4. The smell of urine.
Of all human excretions, urine has the least objectionable smell. Nothing says “you’re home” like getting off the train from LaGuardia and smelling evaporated urine. The other great thing about peeing outside is how green it is. Say what you want about homeless people, but they go to great lengths to reduce their carbon footprint. You never see them driving a Hummer or spraying themselves with Axe body spray.
5. Less time spent budgeting.
I never have to worry about how I’ll spend my discretionary income since I don’t have any. Every time I sit down to work on my budget I think “should I be doing this, or should I pick up another shift at my third job that I took to make ends meet?” I know why I took that job, but sometimes my internal dialogues are just that detailed.

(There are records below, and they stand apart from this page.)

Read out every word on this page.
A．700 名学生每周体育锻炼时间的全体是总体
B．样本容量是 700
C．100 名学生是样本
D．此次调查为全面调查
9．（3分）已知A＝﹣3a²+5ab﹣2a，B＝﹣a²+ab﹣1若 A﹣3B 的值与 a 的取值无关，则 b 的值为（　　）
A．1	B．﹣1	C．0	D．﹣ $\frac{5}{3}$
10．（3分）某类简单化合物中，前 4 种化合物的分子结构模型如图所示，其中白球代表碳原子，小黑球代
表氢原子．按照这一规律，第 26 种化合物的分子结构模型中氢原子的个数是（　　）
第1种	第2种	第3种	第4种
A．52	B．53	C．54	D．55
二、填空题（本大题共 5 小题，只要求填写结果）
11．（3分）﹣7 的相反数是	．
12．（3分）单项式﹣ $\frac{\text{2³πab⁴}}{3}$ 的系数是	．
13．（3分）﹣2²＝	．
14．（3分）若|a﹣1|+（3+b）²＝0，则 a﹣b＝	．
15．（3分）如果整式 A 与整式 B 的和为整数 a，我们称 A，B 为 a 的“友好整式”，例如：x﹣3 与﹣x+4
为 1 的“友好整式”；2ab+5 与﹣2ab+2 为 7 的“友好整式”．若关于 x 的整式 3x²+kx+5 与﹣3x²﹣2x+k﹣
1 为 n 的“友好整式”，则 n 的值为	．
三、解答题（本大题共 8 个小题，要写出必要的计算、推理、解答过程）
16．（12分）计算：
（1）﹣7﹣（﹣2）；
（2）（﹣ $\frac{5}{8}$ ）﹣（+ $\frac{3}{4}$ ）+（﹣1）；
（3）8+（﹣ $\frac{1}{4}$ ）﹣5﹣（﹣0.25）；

6. Tourists are everywhere.
I love giving sightseeing advice. Times Square? No, that’s for tourists. You want to see the real New York. Hail a cab and ask them to take you to the East New York. Don’t forget to ask the locals to take pictures. Say you’re doing it for your school project on gentrification. They love when you use the local lingo! If you’re looking for fine dining, go to Brownsville. They have the best secret Chinese spot. Go to what looks like an abandoned building and knock to the tune of Ice Ice Baby. You’ll be taken straight to a VIP table.
7. Cash-only policies.
Sometimes you just want to feel like a mob boss. And all those extra ones in your wallet? They might come in handy at the strip club later. If that isn’t your thing, they can help you feel extra guilty when you pass homeless people asking for money. He has no shoes, but you need that Diet Fanta.